Gaziantep'te yaklaşık 6 yıl kaldık. 24 tane mevsim ve her mevsimin kendine has zorluğu, her mevsim ölen insanlar, dedemin söylediği gibi, savaş hiçbirinizi kayırmaz, haklıydı; gökten bırakılan kütleler, canlı, cansız, insan, hayvan seçmiyordu, her şeyi yıkıp yerle bir ediyordu. Bu yüzden baharda çiçek tohumları filizlenemiyordu.
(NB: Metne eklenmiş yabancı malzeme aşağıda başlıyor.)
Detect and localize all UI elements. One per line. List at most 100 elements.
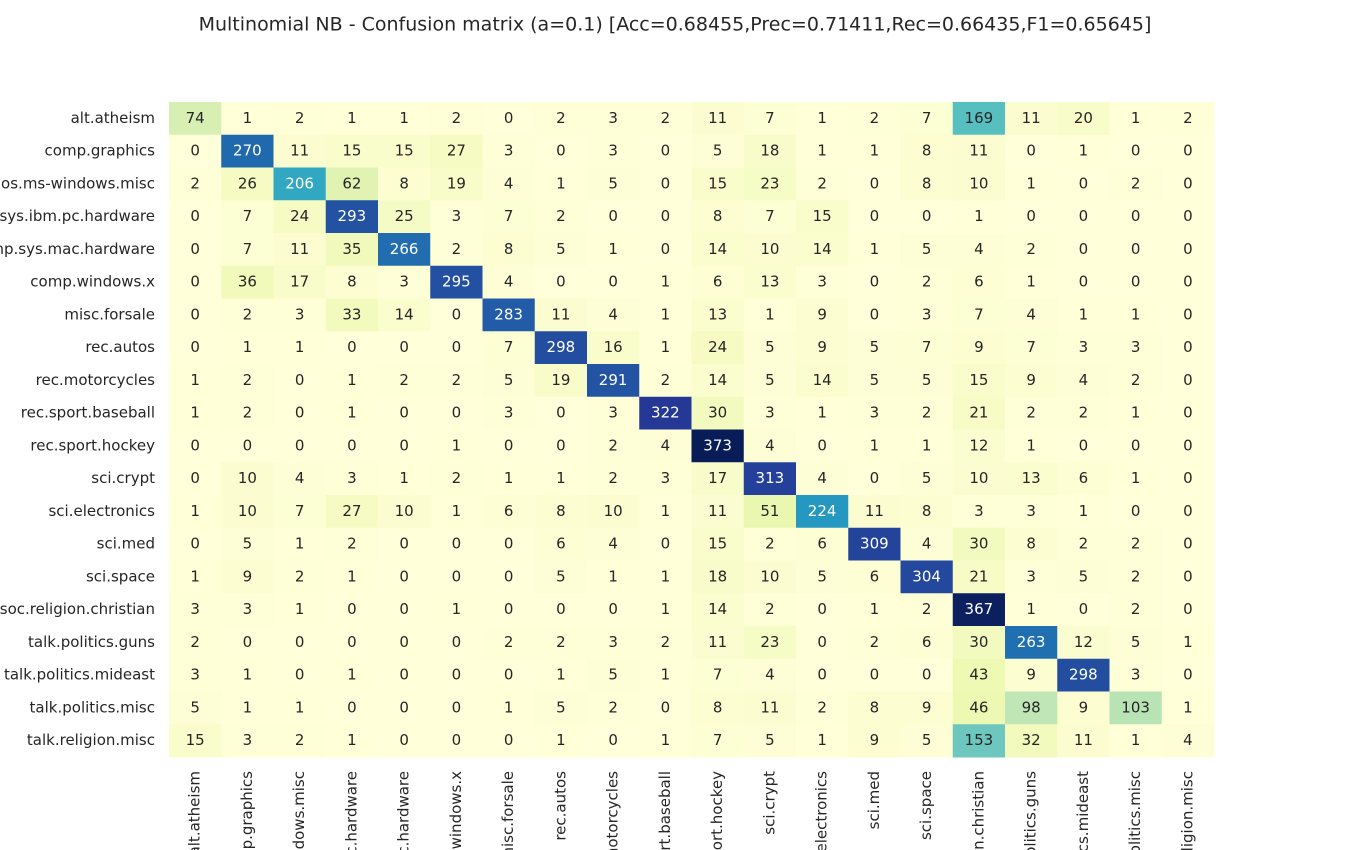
cell-label: 5 <box>765 731 775 749</box>
cell-label: 1 <box>1026 436 1036 454</box>
cell-label: 8 <box>713 207 723 225</box>
cell-label: 1 <box>661 502 671 520</box>
heatmap-cell <box>1161 364 1215 398</box>
heatmap-cell <box>900 527 954 561</box>
heatmap-cell <box>169 429 222 463</box>
cell-label: 1 <box>1079 305 1089 323</box>
heatmap-cell <box>691 626 745 660</box>
cell-label: 0 <box>556 436 566 454</box>
y-tick-label: alt.atheism <box>71 109 155 127</box>
heatmap-cell <box>1161 691 1215 725</box>
cell-label: 0 <box>504 600 514 618</box>
heatmap-cell <box>743 560 797 594</box>
heatmap-cell <box>952 265 1006 299</box>
heatmap-cell <box>639 462 692 496</box>
heatmap-cell <box>325 724 379 758</box>
cell-label: 0 <box>190 436 200 454</box>
heatmap-cell <box>639 527 692 561</box>
cell-label: 0 <box>661 535 671 553</box>
y-tick-label: talk.politics.mideast <box>4 666 155 684</box>
cell-label: 7 <box>243 207 253 225</box>
heatmap-cell <box>691 429 745 463</box>
cell-label: 2 <box>1026 240 1036 258</box>
heatmap-cell <box>169 691 222 725</box>
cell-label: 1 <box>243 109 253 127</box>
cell-label: 1 <box>1131 469 1141 487</box>
x-tick-label: rec.sport.baseball <box>656 771 674 850</box>
heatmap-cell <box>743 102 797 136</box>
heatmap-cell <box>378 134 431 168</box>
cell-label: 0 <box>556 142 566 160</box>
cell-label: 3 <box>243 731 253 749</box>
heatmap-cell <box>639 167 692 201</box>
heatmap-cell <box>534 134 588 168</box>
cell-label: 0 <box>504 731 514 749</box>
heatmap-cell <box>743 265 797 299</box>
y-tick-label: rec.sport.hockey <box>30 436 155 454</box>
heatmap-cell <box>273 626 327 660</box>
heatmap-cell <box>169 102 222 136</box>
y-tick-label: comp.graphics <box>45 142 156 160</box>
cell-label: 11 <box>865 502 884 520</box>
heatmap-cell <box>743 396 797 430</box>
heatmap-cell <box>378 691 431 725</box>
cell-label: 5 <box>556 698 566 716</box>
cell-label: 0 <box>190 142 200 160</box>
heatmap-cell <box>848 593 901 627</box>
heatmap-cell <box>169 560 222 594</box>
heatmap-cell <box>639 626 692 660</box>
heatmap-cell <box>1057 233 1110 267</box>
heatmap-cell <box>900 626 954 660</box>
cell-label: 10 <box>760 567 779 585</box>
cell-label: 12 <box>969 436 988 454</box>
heatmap-cell <box>743 134 797 168</box>
cell-label: 1 <box>661 600 671 618</box>
heatmap-cell <box>430 265 483 299</box>
heatmap-cell <box>691 102 745 136</box>
heatmap-cell <box>221 462 274 496</box>
heatmap-cell <box>430 724 483 758</box>
heatmap-cell <box>221 265 274 299</box>
heatmap-cell <box>534 298 588 332</box>
cell-label: 0 <box>347 338 357 356</box>
cell-label: 17 <box>708 469 727 487</box>
heatmap-cell <box>691 658 745 692</box>
cell-label: 2 <box>817 174 827 192</box>
heatmap-cell <box>221 658 274 692</box>
heatmap-cell <box>691 331 745 365</box>
cell-label: 103 <box>1121 698 1150 716</box>
cell-label: 0 <box>399 698 409 716</box>
cell-label: 2 <box>1131 174 1141 192</box>
heatmap-cell <box>639 560 692 594</box>
cell-label: 0 <box>817 666 827 684</box>
cell-label: 0 <box>608 273 618 291</box>
heatmap-cell <box>639 265 692 299</box>
heatmap-cell <box>1057 167 1110 201</box>
heatmap-cell <box>378 560 431 594</box>
cell-label: 0 <box>399 731 409 749</box>
heatmap-cell <box>273 462 327 496</box>
cell-label: 1 <box>661 338 671 356</box>
heatmap-cell <box>378 167 431 201</box>
heatmap-cell <box>1161 429 1215 463</box>
heatmap-cell <box>587 560 640 594</box>
cell-label: 2 <box>399 371 409 389</box>
heatmap-cell <box>430 429 483 463</box>
cell-label: 2 <box>452 240 462 258</box>
heatmap-cell <box>1109 396 1163 430</box>
y-tick-label: comp.windows.x <box>30 273 155 291</box>
cell-label: 43 <box>969 666 988 684</box>
heatmap-cell <box>743 626 797 660</box>
cell-label: 0 <box>608 731 618 749</box>
heatmap-cell <box>952 298 1006 332</box>
cell-label: 1 <box>974 207 984 225</box>
heatmap-cell <box>169 134 222 168</box>
cell-label: 19 <box>447 174 466 192</box>
heatmap-cell <box>952 495 1006 529</box>
heatmap-cell <box>1109 658 1163 692</box>
cell-label: 8 <box>922 174 932 192</box>
cell-label: 3 <box>817 273 827 291</box>
heatmap-cell <box>221 593 274 627</box>
cell-label: 3 <box>922 305 932 323</box>
cell-label: 1 <box>190 502 200 520</box>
Yazın güneş dünyayı ısıtmak istemiyordu, aksine dünyaya bunu yapanları milyon derece ile yakmak istiyordu. Sonbaharda ağacın yaprağını düşürmek için kasırgalar oluşmuyordu, içimizdeki ateşi daha çok harlamak için rüzgarlar esiyordu. Yağmurdan sonra oluşan su birikintisine sertçe basıp bunu eğlence haline getirecek ve kışın kar topu savaşları yapacak çocuklar yoktu artık. O çocuklar gerçek bir savaşın içinde doğmuştu zaten, yürekleri sağlamdı ve bir o kadar da sertti, artık bir yetişkin kadar hayatı tanıyorlardı. İnsan vücudunda üç yüzden fazla basınç noktası var, yani havanın insan vücuduna uyguladığı toplam kuvvet on beş tonla eşdeğerdir. O çocuklar, tüm yükü omuzlarında hissediyorlardı. Hayat onları acımasız bir tuzağa düşürmüştü. Hangi çocuk hayatta kalabilmek için atacağı adımlardan korkar ki? Bu yarı kurak toprakların yetişkin çocukları korkuyordu; annesini kaybetmekten korkuyorlardı, gökyüzündeki uçak sesinden, karanlıktan, aşırı olan her şeyden korkuyorlardı.